Supervision unique, négociations au forceps à l'Écofin

Bruxelles, 12/12/2012 (Agence Europe) - Les ministres européens des Finances tentaient de marquer un accord, à l'unanimité, sur le paquet législatif introduisant un mécanisme unique de supervision bancaire sous l'égide de la BCE pour toutes les banques de l'Eurozone, mercredi 12 décembre à l'issue d'un 1er tour de table de 2 heures. Par ordre d'importance, les points d'achoppement étaient les mêmes que lors du Conseil Écofin précédent: l'égalité de traitement entre pays dans et hors zone euro, la gouvernance du mécanisme de supervision (comité de pilotage), les critères permettant une supervision bancaire différenciée, l'entrée en vigueur du mécanisme et la révision des modalités de vote au sein de l'Autorité bancaire européenne (EBA).

Les ministres étaient parfaitement conscients des enjeux. « Il s'agit de couper le lien entre les problèmes bancaires et la crise de la dette publique » et de restaurer la confiance dans la solidité du secteur bancaire, a rappelé le ministre irlandais M. Noonan.

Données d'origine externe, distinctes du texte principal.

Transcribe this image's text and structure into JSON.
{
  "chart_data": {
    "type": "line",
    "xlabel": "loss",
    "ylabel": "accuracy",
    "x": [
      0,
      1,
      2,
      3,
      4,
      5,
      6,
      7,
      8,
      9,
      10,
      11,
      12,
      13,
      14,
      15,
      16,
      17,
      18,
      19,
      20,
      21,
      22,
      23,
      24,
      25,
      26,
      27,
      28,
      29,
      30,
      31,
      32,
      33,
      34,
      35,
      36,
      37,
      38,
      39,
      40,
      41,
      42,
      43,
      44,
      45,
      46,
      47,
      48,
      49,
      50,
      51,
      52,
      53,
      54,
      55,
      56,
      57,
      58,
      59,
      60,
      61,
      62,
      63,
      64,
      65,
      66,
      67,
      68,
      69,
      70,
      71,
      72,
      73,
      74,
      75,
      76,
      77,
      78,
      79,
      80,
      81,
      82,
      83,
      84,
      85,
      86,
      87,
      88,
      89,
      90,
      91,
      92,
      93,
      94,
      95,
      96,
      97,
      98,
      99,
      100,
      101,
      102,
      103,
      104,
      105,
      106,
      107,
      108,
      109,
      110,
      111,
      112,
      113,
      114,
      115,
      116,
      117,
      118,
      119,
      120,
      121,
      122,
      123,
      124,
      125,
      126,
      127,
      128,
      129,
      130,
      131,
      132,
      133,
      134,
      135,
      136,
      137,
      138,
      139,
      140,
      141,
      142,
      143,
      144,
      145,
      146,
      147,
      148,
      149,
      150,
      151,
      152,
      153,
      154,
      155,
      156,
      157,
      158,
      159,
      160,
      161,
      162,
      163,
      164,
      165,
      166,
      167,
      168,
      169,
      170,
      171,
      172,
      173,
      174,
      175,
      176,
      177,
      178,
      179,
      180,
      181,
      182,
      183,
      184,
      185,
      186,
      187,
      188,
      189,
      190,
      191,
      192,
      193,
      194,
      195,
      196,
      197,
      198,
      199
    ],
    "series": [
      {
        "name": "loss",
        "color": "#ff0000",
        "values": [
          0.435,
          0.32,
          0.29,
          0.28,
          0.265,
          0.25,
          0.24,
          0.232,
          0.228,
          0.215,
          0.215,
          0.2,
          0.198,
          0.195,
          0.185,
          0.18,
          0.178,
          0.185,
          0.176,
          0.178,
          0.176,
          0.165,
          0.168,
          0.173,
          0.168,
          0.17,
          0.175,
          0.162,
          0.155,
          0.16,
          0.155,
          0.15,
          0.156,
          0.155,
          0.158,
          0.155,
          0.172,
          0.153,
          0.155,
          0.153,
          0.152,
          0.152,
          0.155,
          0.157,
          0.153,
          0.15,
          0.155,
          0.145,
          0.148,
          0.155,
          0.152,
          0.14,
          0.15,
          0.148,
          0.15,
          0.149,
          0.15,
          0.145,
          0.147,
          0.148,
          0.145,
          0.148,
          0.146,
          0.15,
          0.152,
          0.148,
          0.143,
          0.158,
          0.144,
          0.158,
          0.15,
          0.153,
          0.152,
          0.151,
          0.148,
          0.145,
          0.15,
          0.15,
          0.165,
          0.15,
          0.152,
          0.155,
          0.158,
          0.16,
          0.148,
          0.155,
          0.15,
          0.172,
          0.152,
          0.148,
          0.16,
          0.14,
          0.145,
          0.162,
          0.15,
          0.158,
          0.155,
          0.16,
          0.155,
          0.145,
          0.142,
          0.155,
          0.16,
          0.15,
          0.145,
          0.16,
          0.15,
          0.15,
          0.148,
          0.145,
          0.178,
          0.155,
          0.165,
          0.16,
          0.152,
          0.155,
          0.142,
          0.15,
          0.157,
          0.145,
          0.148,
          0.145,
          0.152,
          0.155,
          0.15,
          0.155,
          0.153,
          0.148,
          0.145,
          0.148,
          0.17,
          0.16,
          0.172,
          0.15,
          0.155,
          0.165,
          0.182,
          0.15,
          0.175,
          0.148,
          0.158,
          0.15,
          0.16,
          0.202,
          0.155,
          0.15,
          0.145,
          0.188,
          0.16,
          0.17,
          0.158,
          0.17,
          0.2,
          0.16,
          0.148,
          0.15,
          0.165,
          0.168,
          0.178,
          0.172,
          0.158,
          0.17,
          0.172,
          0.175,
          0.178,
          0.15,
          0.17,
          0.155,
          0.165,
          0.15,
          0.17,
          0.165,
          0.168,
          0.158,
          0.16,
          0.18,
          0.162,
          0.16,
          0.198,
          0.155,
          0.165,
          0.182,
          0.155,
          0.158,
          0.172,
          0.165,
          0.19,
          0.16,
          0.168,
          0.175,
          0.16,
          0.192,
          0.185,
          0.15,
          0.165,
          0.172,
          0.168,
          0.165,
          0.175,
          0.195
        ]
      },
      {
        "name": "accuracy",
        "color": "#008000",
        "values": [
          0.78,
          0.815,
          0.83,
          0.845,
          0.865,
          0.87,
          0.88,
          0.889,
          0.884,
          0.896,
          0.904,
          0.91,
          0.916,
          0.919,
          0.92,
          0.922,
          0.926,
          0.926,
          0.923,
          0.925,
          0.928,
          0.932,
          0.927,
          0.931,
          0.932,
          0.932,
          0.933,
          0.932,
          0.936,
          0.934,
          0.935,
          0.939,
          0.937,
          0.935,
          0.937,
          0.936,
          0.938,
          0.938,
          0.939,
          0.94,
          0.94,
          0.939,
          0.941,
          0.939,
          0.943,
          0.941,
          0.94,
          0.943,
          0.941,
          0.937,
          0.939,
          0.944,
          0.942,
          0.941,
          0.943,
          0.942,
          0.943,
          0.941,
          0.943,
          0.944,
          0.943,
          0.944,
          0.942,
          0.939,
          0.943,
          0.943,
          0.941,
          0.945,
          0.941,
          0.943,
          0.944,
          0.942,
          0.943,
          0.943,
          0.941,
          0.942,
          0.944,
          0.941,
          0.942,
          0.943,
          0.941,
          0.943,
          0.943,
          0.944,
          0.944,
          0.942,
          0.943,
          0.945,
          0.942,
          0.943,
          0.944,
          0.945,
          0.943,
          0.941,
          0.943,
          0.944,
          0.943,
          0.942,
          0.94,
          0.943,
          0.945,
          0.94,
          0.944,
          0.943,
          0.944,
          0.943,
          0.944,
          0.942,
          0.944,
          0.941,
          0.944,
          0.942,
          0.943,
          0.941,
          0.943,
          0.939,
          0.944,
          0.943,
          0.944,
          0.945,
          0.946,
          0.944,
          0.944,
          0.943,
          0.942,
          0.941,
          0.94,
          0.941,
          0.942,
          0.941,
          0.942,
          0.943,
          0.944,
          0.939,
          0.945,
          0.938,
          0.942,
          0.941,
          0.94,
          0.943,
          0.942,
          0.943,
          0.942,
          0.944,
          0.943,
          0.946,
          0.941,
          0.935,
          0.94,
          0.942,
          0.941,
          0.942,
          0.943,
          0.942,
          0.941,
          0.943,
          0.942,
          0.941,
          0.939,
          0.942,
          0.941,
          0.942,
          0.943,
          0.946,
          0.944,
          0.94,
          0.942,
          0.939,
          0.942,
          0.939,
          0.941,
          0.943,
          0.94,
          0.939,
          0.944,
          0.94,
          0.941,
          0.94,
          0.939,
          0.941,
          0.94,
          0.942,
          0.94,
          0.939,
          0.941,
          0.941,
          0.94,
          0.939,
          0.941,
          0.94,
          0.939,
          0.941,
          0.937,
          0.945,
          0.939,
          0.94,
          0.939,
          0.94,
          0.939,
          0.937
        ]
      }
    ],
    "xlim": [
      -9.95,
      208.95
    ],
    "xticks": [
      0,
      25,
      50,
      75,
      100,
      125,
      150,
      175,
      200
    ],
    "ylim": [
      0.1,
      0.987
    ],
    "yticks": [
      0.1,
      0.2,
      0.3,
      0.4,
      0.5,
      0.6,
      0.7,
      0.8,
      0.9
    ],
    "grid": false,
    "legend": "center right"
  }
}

L'introduction, au plus tard en avril 2014, d'un mécanisme unique de supervision ouvrira la voie à la recapitalisation conditionnelle directe de banques en difficulté par le Mécanisme européen de stabilité (MES), même si le ministre allemand des Finances Wolfgang Schäuble a mis en garde contre les « faux espoirs » suscités dans ce domaine.

Traitement des pays hors zone euro. Plusieurs ministres de pays n'appartenant pas à la zone euro mais susceptibles de se joindre au mécanisme unique de supervision sont revenus à la charge sur la question de l'égalité de traitement. Pour le Suédois Anders Borg, cette égalité est impossible sans modifier le traité. Dans ces conditions, il a rejeté la participation de son pays au mécanisme. En cas de défaillance bancaire, « les règles de vote comptent car il faut partager le fardeau financier », a souligné M. Borg. La Pologne, qui a fait une proposition spécifique soutenue par plusieurs pays « out », a soutenu la Suède. Plus conciliante, la ministre danoise de l'Économie Mme Vestager a espéré possible de trouver des solutions pratiques pour compenser le fait que, à traité constant, l'égalité totale de traitement entre pays dans et hors zone euro n'est pas assurée.

La dernière proposition de compromis de la Présidence chypriote ne modifie pas la procédure décisionnelle interne à la BCE lorsque celle-ci prendra des décisions relatives à la supervision bancaire (EUROPE n°10748). Un pays hors zone euro mais participant au mécanisme disposera d'un droit de retrait si le Conseil des gouverneurs de la BCE émet une objection sur un projet de décision du comité de supervision, auxquels participeront tous les pays participant au mécanisme.

Solidaire de la position suédoise sur la question de l'égalité de traitement, M. Schäuble a insisté sur la mise en place d'une « muraille de Chine » afin de séparer la politique monétaire, pour laquelle la BCE est indépendante, de la supervision bancaire pour laquelle l'Institut de Francfort devra rendre des comptes.

Les petits États membres ont fait part de leur mécontentement concernant la composition du comité de pilotage et la procédure décisionnelle (majorité qualifiée) au sein de ce comité qui préparera les travaux du comité de supervision. M. Schäuble a évoqué la possibilité de reporter au printemps 2013 une décision sur ce point.

Différenciation. La supervision bancaire sera différenciée. Si elle demeurera responsable in fine de l'ensemble du mécanisme de supervision, la BCE supervisera directement les banques d'importance systémique, en plus de celles faisant l'objet d'une aide financière des fonds de sauvetage. Les superviseurs nationaux exerceront une surveillance au quotidien sur les établissements considérés comme non significatifs, comme le réclame l'Allemagne depuis le début du processus législatif.

Selon la dernière proposition de compromis de la Présidence chypriote sur la table, une banque sera non significative si l'une des trois conditions suivantes est réunie: - ses actifs totaux sont inférieurs à 30 milliards d'euros ; - son ratio actifs totaux / PIB national est inférieur à 20% ; - elle a établi des succursales ou des filiales dans au moins 3 pays participant au mécanisme unique de supervision. Indépendamment de ces critères, la BCE devrait superviser directement au moins 2 banques dans chaque pays participant.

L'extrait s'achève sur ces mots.